Refleksi: Ketika Keadilan Dijalankan dengan Nurani, Tidak Ada Ruang untuk Dendam

Ketika kita menjatuhkan hukuman dengan keyakinan bahwa putusan itu adil, proporsional, dan berdasarkan nurani, maka kita tidak perlu takut terhadap balas dendam
Kisah perjuangan hakim Qisthi yang diberitakan media.Foto : Dokumentasi penulis
Kisah perjuangan hakim Qisthi yang diberitakan media.Foto : Dokumentasi penulis

Pengalaman Hakim Qisthi di Aceh Tamiang mengingatkan saya pada sebuah peristiwa yang pernah saya alami ketika bertugas di Pengadilan Negeri Sungai Penuh, Jambi. 

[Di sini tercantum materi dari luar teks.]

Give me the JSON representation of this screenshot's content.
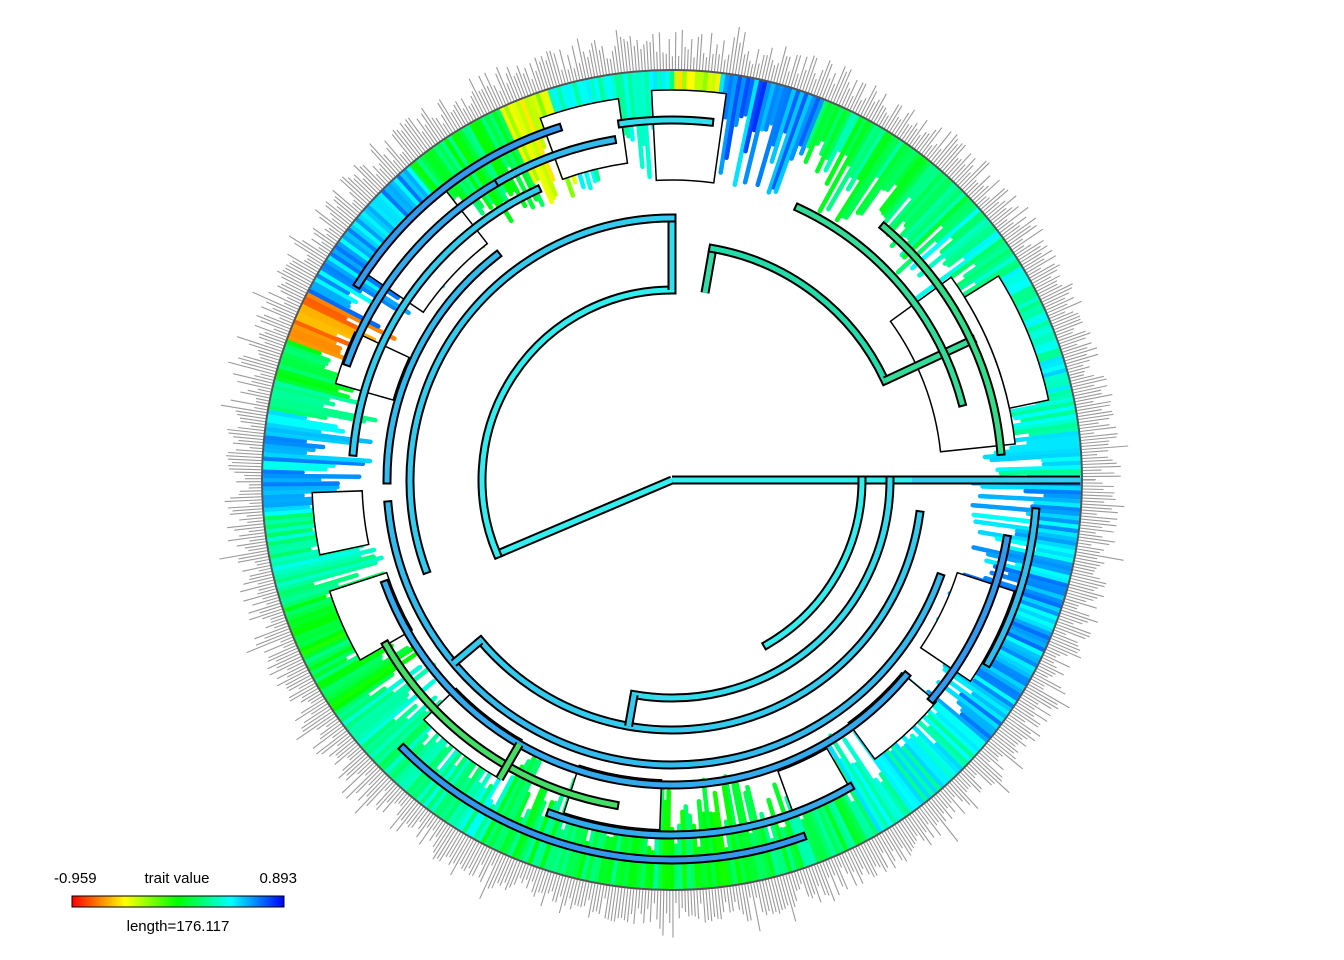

Saat itu saya berkunjung ke rumah seorang teman di kawasan perkebunan Teh Kayu Aro, lereng Gunung Kerinci. Perjalanan yang semestinya lancar berubah menegangkan ketika saya dan beberapa warga terjebak kemacetan panjang di jalan sempit perkebunan.

Di tengah suasana itu, saya melihat seorang pria yang wajahnya tidak asing. Setelah memperhatikan lebih dekat, saya sadar, ia adalah mantan narapidana dalam perkara perampokan, seseorang yang pernah saya jatuhkan hukuman pidana.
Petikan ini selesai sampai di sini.